Профессор Ариэл Вийски стал выяснять у официанта, можно ли этой «минеральной» водой хотя бы чистить зубы и нельзя ли ему заказать к себе в номер графин кипяченой воды. Но официант, не дослушав профессора, ушел на кухню. Мы ждали, сидя над отравленной водой и гнилыми салатами. Прошло десять минут, пятнадцать, двадцать. Сэм Лозински встал и решительной офицерской походкой ушел куда-то. Он вернулся ровно через двенадцать минут, бело-зеленый, как айсберг в Антарктике. Даже губы у него были бело-зеленые.

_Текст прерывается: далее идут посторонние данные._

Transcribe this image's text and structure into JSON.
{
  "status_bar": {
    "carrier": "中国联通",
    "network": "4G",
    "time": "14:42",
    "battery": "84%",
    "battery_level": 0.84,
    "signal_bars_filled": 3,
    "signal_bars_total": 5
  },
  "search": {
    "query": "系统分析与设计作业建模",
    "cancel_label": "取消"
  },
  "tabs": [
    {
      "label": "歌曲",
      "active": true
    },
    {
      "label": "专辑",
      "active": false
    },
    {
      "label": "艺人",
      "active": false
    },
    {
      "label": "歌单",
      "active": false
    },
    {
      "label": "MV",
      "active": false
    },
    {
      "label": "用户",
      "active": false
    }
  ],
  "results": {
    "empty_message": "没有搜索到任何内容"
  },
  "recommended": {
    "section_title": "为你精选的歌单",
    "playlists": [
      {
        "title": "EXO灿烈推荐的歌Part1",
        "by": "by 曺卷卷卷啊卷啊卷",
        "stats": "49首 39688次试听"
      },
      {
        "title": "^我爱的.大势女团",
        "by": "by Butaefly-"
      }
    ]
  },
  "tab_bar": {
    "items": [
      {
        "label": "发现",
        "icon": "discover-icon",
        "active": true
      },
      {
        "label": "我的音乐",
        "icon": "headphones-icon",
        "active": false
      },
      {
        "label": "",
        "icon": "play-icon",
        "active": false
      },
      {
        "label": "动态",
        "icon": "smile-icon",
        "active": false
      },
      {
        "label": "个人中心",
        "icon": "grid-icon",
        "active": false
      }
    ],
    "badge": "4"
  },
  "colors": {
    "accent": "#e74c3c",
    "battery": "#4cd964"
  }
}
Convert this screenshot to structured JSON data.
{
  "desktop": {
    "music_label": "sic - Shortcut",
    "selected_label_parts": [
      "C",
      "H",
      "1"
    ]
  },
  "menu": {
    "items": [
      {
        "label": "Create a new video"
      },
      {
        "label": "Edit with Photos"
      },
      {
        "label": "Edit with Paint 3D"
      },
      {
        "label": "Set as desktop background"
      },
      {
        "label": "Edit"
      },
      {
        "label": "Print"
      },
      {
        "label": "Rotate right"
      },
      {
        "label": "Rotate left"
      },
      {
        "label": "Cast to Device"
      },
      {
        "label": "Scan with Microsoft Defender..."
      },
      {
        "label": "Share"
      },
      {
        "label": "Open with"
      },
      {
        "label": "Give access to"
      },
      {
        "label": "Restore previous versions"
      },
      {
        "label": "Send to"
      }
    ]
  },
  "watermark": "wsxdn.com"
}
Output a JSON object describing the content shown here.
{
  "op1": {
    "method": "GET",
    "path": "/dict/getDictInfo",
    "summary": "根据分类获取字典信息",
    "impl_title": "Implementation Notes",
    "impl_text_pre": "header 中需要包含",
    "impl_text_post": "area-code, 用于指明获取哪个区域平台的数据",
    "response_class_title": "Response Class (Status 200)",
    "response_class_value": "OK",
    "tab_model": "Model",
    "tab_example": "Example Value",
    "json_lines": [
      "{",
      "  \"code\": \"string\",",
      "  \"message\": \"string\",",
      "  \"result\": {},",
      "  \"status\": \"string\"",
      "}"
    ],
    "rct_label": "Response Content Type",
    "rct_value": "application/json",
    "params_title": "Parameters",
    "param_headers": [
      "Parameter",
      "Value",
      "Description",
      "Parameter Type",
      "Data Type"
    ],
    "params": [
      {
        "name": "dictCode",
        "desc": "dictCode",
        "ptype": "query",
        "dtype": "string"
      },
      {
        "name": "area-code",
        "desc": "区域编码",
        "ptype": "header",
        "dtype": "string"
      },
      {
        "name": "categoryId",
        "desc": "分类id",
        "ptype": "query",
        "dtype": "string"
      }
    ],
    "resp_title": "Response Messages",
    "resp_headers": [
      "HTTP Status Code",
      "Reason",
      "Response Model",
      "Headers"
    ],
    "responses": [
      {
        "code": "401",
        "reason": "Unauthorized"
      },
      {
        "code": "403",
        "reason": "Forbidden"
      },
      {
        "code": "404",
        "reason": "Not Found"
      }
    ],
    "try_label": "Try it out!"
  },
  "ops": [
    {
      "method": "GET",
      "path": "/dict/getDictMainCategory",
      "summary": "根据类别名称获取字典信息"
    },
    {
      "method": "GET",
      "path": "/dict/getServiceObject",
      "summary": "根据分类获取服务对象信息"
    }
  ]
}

– Я пошел в валютный магазин, чтобы купить для всех пепси-колы, – стал рассказывать он неслушающимися губами. – Там никого нет, только продавщица с кем-то говорит по телефону. Я стоял у прилавка и ждал, пока она закончит. Она не обращала на меня никакого внимания. Я не понимаю по-русски, но я вижу, что это неделовой разговор. Через пять минут я сказал ей: «Can I buy a bottle of water [Могу я купить бутылку воды]?» Она отвернулась от меня и продолжала говорить по телефону. Я стоял еще пять, шесть минут, семь. И сказал ей снова: «Can I buy a water, please!» И знаете, что она сделала? Она вытащила из-под прилавка табличку «Closed» [Закрыто], поставила прямо передо мной и продолжала трепаться по телефону. Can you imagine [Вы представляете]?!
Я-то легко представил все, что произошло с Лозински. Но все наши пораженно качали головой: «What a country [Ну и страна]». А я думал: «Бедный полковник американской армии! Он три года служил в Южной Корее и еще сколько-то лет в Японии, он редактирует Defence (Defence!) [Оборонный] журнал Шестого американского флота, он как лев сражался на пресс-конференции с советским полковником Азаренко, но он позорно отступил перед безмятежным хамством простой русской продавщицы…»
Прошло еще двадцать минут – официант все не появлялся. Мы давно съели весь черствый хлеб и, чтобы занять время, стали рассказывать истории и анекдоты. По кругу. Моника Брадшоу и старушка Огилви рассказывали, как они пили абрикосовый сок в буфете Концертного зала имени Чайковского: оказывается, в России соки и воду вам наливают в тот же стакан, из которого до вас пили сотни людей, can you imagine? А когда Моника, отпив глоток ужасного сока, поставила свой стакан на буфетную стойку и повернулась, чтобы уйти, буфетчица спокойно вылила этот сок обратно в графин, из которого наливала сок другим покупателям. «CAN YOU IMAGINE???» – воскликнула старушка Огилви.